Com a conclusão da estrutura externa, em fevereiro de 2026, a basílica atingiu 172,5 metros de altura. O feito ocorre justamente no ano em que se completam 100 anos da morte de Gaudí, responsável por transformar uma obra religiosa em um dos maiores símbolos da arquitetura mundial.
Antes disso, em outubro de 2025, a Sagrada Família já havia superado a histórica Catedral de Ulm, que detinha o recorde desde 1890. A nova marca consagra décadas de inovação, persistência e engenharia de vanguarda.
Muito além da altura, a basílica impressiona pelas soluções criadas por Gaudí. Inspirado na natureza, o arquiteto substituiu os tradicionais apoios externos das catedrais góticas por um sistema interno semelhante ao crescimento das árvores. As colunas se ramificam em diferentes direções, distribuindo o peso da estrutura com eficiência e criando ambientes amplos e leves.
Outro diferencial está no uso dos arcos catenários, formas matematicamente estáveis que permitiram eliminar elementos desnecessários sem comprometer a resistência do edifício. Nas torres mais recentes, engenheiros recorreram a painéis de pedra reforçados com cabos de aço, reduzindo o peso das estruturas e aumentando a proteção contra rachaduras provocadas pelo vento.

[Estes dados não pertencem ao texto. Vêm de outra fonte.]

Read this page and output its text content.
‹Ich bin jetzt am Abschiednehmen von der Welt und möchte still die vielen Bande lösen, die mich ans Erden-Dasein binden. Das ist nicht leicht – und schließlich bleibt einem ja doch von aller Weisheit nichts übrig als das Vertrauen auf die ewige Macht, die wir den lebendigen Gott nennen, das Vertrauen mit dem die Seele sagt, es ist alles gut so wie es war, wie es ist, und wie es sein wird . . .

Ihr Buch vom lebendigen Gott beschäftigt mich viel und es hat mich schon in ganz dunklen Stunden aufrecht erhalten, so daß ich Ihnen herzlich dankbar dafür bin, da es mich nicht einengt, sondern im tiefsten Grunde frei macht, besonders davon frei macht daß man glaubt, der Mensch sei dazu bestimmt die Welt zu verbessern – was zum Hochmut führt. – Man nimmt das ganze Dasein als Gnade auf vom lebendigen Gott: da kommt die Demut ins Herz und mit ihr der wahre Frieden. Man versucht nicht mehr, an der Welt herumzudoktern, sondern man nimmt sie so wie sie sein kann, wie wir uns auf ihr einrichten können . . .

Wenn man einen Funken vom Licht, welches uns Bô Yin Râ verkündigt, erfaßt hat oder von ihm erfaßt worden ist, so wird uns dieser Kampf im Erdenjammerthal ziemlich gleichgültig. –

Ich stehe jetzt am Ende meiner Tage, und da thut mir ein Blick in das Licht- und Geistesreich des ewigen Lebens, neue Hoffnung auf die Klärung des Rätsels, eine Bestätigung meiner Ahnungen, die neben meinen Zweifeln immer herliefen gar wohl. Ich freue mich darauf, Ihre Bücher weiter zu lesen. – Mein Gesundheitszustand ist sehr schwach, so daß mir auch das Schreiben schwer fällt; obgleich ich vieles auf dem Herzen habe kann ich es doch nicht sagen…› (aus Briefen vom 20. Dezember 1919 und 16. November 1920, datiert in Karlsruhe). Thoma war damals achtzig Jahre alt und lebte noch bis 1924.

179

A luz natural também foi tratada como parte essencial do projeto. Os vitrais foram posicionados para acompanhar o percurso do sol: tons azulados iluminam o interior durante o amanhecer, enquanto vermelhos e alaranjados dominam o pôr do sol. Próximo aos solstícios, o espetáculo torna-se ainda mais impressionante, com feixes coloridos projetados sobre colunas e abóbadas, criando o efeito imaginado por Gaudí há mais de um século.
A obra também atravessou desafios históricos. Com o fechamento das antigas pedreiras que forneciam o material original, parte das pedras utilizadas passou a ser reaproveitada de edifícios demolidos em Barcelona, preservando a identidade arquitetônica do projeto.
Hoje, a Sagrada Família representa muito mais do que um templo religioso: é a prova de que arte, fé, ciência, matemática e engenharia podem coexistir em perfeita harmonia.